I keep trying to put into words my long-standing view that dramatic experiences like satori (and their equals under other names) stand in sharp contrast to experiences reported by people who’ve experienced death but then were eventually revived.
In the one case the experiencer produces a sort of closure. He feels that all questions have been answered, perfect liberty achieved. At the same time his experience itself lacks content and hence, not surprisingly, is sometimes called the Void. It doesn’t matter what this end result is called—Buddha Mind, union with God, union with Plotinus’ One; these are all functionally equivalent. But we never learn anything at all about the structure or meaning of reality. What we view as the world or cosmos is said to be the consequence of ignorance—or an illusion produced by it. The blood-clotting cycle is an illusion? Produced by ignorance? The hibernating butterfly’s ability to produce a kind of anti-freeze to keep itself alive during months of frost? Whose illusion is that?
In the second case a person experiences separation from his/her dying body, observes events in the hospital, and eventually enters another world where he/she meets other already departed relatives and, often, a luminous person who seems to be in charge of this “reception.” A decision-process takes place. The person then learns that she or he is not yet ready to depart and is sent back—often quite unwillingly. The minimum content of this near-terminal experience is that there is another realm beyond this one; that it has visible and very pleasant aspects; and that some who have died are still there; they are “alive,” capable of communication, capable of being perceived by the discarnate visitor.

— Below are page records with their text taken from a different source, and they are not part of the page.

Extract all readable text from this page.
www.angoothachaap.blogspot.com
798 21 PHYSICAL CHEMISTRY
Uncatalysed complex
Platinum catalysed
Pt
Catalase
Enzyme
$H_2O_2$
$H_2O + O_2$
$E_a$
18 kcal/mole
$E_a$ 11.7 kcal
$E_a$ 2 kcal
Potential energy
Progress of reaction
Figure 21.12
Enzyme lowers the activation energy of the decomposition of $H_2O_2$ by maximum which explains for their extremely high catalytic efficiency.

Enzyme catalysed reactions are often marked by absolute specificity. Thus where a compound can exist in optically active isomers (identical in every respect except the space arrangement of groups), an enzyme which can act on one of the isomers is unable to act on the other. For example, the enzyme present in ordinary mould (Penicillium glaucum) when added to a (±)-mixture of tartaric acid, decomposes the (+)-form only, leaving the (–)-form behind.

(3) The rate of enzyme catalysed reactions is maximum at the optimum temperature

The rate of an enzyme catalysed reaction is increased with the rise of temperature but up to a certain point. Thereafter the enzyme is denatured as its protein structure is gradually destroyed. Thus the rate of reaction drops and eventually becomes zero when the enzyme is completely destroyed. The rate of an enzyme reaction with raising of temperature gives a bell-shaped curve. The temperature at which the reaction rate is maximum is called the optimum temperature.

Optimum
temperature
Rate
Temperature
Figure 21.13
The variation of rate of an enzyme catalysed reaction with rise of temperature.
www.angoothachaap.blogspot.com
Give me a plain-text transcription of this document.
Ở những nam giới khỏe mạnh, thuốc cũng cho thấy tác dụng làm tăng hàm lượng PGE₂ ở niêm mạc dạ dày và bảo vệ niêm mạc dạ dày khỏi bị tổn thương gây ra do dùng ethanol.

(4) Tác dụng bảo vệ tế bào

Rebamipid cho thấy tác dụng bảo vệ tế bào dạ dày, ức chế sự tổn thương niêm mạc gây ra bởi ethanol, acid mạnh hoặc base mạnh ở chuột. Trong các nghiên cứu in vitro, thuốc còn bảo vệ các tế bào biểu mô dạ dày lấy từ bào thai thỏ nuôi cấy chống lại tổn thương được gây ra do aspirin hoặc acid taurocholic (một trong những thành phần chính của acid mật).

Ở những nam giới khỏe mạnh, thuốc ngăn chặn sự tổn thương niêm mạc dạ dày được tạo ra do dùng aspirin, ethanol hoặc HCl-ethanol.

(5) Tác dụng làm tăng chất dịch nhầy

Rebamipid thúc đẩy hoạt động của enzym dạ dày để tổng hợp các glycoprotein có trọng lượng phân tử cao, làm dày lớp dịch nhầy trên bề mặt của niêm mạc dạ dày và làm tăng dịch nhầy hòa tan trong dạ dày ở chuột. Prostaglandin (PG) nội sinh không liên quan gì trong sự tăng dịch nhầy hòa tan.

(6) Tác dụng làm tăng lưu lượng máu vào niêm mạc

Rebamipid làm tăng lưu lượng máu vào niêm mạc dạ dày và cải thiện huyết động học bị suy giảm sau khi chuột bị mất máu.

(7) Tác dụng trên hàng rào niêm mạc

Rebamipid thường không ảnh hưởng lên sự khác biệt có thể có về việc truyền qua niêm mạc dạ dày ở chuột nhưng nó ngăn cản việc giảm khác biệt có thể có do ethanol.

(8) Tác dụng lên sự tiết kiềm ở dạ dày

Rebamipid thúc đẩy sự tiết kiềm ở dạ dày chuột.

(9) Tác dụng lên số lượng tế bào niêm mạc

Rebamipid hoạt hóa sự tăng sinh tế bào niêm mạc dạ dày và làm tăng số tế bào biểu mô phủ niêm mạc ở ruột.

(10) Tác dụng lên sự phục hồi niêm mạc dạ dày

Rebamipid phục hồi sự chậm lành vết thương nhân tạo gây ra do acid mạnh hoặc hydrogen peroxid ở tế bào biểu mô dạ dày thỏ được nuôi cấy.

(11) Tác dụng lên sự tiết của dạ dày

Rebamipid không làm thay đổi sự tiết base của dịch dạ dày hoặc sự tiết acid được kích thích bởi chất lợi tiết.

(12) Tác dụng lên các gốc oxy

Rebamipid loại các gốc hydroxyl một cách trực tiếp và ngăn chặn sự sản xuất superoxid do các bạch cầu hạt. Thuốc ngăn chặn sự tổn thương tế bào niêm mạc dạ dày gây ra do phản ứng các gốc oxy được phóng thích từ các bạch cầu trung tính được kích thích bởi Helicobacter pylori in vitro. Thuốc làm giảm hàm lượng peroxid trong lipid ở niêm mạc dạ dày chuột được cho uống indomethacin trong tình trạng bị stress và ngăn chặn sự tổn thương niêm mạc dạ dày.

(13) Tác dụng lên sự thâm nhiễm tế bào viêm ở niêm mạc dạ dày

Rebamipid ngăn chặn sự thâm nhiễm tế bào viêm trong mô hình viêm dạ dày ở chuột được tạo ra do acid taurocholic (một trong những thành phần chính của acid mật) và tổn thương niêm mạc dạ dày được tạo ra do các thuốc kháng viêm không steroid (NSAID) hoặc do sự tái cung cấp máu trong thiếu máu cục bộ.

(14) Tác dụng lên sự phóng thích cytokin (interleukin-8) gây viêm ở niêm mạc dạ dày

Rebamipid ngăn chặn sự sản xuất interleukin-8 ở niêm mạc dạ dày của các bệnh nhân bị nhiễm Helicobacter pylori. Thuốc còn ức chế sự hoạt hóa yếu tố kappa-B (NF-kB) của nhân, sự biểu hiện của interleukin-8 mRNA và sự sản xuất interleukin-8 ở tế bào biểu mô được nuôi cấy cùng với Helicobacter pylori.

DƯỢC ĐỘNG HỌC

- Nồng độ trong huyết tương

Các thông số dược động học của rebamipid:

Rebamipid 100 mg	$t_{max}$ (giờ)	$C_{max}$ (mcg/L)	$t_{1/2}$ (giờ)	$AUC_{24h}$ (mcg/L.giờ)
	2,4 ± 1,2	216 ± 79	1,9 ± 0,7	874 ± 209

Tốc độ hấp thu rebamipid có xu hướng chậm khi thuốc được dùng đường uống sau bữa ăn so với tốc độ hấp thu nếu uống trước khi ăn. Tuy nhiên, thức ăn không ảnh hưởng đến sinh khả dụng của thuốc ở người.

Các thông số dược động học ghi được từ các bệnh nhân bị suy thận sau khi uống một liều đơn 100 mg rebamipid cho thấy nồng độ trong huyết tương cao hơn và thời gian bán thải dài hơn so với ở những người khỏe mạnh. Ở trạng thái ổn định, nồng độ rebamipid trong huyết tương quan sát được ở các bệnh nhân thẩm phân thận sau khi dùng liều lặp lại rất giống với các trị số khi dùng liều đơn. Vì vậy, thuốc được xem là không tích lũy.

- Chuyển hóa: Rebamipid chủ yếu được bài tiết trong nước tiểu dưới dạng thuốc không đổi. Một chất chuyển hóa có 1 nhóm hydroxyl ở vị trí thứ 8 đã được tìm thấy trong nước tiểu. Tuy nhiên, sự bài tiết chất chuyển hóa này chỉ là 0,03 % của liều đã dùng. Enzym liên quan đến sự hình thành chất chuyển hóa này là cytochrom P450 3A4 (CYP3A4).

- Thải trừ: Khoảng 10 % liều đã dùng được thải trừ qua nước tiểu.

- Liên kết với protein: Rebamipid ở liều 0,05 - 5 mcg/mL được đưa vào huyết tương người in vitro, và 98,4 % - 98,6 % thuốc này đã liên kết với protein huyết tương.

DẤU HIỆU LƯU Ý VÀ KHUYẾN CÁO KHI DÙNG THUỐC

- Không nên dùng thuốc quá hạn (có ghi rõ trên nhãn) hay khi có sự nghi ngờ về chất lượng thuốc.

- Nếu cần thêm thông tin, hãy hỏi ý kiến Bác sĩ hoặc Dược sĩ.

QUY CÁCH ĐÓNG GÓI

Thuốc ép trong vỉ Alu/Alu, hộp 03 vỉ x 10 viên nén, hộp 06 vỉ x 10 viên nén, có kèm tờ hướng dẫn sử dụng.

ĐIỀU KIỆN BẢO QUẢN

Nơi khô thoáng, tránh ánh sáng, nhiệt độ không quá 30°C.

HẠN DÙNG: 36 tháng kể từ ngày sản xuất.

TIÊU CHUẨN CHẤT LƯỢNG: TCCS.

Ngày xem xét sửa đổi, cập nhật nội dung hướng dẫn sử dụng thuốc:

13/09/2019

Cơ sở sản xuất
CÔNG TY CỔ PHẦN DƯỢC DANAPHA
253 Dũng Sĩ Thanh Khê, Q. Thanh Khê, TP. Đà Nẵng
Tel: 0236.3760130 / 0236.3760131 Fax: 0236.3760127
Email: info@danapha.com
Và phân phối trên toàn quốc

In both cases the experiencer, be it of satori or of near-death experience (NDE), is changed for the better in this life. The change usually persists but may fade with time. In both cases, occasionally, the person may have acquired what we call psychic powers; this sort of change is not pronounced or universal; and such abilities may also fade.
The chief differences here are that those seeking enlightenment work very hard and with a will to achieve the end result. Those experiencing NDEs do so passively, often with great surprise. Satori-seekers, you might say, are specialists; near-death experiencers are ordinary people, the usual proportion of men and women, whereas in D.T. Suzuki’s famed essays on Zen no woman ever appears to have been struck by the bold of Enlightenment. The satori is produced by major concentrated labor. The NDE seems to be nature’s way of signaling that there is something beyond the border and, moreover, it has real content.
There is hope, in other words, that humanity’s masses can get there too—and without grinding nonsensical koans for decades counted on two hands.